Who wants to bet a four-year undergraduate education, let alone a masters in journalism on a business dominated by layoffs? Hopefully saner minds will prevail and push newspapers into long-term stability and relevance in the digital age.
In terms of building print and online readership, newspapers need to get back to basics at selling themselves, including (1) hiring reporters who don’t need a GPS device to navigate the communities they cover, (2) Producing TV, Radio, and Billboard ads that answer the question, “Why is it worth my while to read your newspaper?”, and (3) Developing promotions to reward consistent, regular readership, and (4) Better utilizing online resources to gather and present information.

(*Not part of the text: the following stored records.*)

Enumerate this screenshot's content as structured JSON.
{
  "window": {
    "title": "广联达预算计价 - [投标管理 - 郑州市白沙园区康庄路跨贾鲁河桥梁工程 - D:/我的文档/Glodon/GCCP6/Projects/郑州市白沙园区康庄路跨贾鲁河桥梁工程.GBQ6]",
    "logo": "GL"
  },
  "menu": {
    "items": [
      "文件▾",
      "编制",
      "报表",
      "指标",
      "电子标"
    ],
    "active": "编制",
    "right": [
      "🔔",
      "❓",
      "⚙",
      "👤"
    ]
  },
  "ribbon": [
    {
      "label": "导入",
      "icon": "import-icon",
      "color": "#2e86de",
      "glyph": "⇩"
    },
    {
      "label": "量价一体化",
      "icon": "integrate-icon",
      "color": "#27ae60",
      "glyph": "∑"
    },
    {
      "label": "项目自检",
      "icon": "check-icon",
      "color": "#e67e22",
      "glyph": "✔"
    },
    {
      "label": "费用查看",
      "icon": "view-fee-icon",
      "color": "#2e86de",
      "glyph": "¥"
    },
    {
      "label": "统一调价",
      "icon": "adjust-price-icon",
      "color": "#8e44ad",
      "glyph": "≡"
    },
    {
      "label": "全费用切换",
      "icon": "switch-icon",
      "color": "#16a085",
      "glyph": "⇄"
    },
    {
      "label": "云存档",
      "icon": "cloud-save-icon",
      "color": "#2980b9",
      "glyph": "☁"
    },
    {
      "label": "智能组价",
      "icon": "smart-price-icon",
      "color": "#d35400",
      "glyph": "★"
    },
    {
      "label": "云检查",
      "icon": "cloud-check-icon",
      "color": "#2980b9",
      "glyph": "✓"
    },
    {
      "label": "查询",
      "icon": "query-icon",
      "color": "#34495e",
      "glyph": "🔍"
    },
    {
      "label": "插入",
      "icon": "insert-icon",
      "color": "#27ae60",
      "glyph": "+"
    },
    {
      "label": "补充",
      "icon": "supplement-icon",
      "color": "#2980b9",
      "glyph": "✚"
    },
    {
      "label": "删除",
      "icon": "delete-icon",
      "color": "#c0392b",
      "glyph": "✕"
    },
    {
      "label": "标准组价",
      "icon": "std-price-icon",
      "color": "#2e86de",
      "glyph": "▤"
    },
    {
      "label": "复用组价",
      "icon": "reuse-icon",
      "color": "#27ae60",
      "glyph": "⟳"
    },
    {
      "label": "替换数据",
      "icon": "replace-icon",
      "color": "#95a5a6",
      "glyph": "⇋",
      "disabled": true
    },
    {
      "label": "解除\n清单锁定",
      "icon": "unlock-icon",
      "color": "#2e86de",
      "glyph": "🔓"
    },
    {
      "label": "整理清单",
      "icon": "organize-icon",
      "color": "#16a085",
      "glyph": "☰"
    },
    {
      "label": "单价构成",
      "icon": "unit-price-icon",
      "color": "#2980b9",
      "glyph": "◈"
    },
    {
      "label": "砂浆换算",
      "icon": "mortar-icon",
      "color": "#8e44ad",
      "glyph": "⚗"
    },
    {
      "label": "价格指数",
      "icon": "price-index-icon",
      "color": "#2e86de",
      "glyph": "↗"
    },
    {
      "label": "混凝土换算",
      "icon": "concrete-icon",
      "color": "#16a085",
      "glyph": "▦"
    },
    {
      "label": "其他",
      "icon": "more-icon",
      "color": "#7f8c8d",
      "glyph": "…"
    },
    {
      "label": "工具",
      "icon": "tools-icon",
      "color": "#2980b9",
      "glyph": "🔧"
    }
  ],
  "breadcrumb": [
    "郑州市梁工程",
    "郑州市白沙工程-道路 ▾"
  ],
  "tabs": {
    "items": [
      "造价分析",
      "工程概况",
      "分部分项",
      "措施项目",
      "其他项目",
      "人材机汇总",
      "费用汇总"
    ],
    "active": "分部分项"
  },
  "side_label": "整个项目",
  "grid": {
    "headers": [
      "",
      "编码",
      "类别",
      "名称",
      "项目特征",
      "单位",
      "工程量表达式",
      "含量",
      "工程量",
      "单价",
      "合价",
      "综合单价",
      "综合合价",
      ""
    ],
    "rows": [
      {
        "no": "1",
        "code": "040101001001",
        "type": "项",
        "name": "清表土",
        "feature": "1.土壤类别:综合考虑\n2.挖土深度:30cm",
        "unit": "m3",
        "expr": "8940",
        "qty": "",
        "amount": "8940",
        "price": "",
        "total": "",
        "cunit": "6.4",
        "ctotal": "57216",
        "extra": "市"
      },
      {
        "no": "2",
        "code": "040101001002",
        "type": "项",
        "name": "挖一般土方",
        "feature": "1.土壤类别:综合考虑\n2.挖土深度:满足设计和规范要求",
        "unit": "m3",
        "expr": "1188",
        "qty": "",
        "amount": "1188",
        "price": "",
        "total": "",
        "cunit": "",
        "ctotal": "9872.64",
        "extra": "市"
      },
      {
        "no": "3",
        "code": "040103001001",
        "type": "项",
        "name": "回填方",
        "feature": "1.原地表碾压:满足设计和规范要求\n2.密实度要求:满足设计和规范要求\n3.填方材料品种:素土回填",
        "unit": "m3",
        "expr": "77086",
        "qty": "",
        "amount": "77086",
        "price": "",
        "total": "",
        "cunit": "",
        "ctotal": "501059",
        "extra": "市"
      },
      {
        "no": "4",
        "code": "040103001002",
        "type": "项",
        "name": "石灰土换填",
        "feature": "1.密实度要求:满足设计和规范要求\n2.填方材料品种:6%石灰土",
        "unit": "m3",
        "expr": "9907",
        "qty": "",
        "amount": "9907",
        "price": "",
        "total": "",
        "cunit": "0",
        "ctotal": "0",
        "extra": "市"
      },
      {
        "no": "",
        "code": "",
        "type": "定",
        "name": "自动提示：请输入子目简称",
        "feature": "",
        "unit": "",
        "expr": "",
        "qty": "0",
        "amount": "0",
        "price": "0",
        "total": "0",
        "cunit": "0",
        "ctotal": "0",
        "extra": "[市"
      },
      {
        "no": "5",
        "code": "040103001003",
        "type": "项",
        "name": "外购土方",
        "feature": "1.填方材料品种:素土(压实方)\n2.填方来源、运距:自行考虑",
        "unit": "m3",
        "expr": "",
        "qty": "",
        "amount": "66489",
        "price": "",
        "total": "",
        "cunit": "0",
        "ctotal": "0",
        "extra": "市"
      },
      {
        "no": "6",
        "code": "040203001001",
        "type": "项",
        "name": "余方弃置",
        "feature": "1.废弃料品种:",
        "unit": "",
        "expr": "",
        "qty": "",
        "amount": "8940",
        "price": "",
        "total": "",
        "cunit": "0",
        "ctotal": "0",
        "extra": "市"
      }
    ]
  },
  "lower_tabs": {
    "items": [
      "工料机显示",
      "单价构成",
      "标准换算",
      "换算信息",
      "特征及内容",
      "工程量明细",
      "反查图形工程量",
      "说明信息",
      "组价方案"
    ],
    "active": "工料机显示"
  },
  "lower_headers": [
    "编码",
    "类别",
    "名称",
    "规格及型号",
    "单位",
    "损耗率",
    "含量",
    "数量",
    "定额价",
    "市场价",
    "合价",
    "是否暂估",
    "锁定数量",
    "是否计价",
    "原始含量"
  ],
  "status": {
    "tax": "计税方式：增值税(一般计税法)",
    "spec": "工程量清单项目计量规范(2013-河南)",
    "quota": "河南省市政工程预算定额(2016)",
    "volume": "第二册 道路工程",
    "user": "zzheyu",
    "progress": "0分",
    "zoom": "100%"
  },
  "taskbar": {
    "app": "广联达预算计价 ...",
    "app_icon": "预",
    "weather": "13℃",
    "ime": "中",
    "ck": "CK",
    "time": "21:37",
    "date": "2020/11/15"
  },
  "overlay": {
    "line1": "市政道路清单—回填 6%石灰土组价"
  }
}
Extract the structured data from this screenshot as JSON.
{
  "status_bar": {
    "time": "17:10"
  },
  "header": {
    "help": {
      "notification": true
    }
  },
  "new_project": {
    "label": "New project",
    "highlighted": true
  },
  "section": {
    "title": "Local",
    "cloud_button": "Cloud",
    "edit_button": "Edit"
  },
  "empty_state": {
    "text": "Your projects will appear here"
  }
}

Thanks for the trip down memory lane. I remeber how Winsted lost a lot of it’s identitiy when the Winsted Evening Citizen merged with the Torrington Register. Winsted lost a lot of it’s identity and small town feel that day as it did when Winsted Memorial Hospital closed. I also remember when local sports were half the paper. This may be an inevitable and unfortunate trend. I am also to blame. I only buy a newspaper now when I am getting hammered by the liberal local beat reporter.
The only circulation the Hartford Courant deserves is the direction around my backside it takes as I use it as toilet paper.
Incidentally, it is thoroughly absorbant. That paper is right up my alley. So to speak.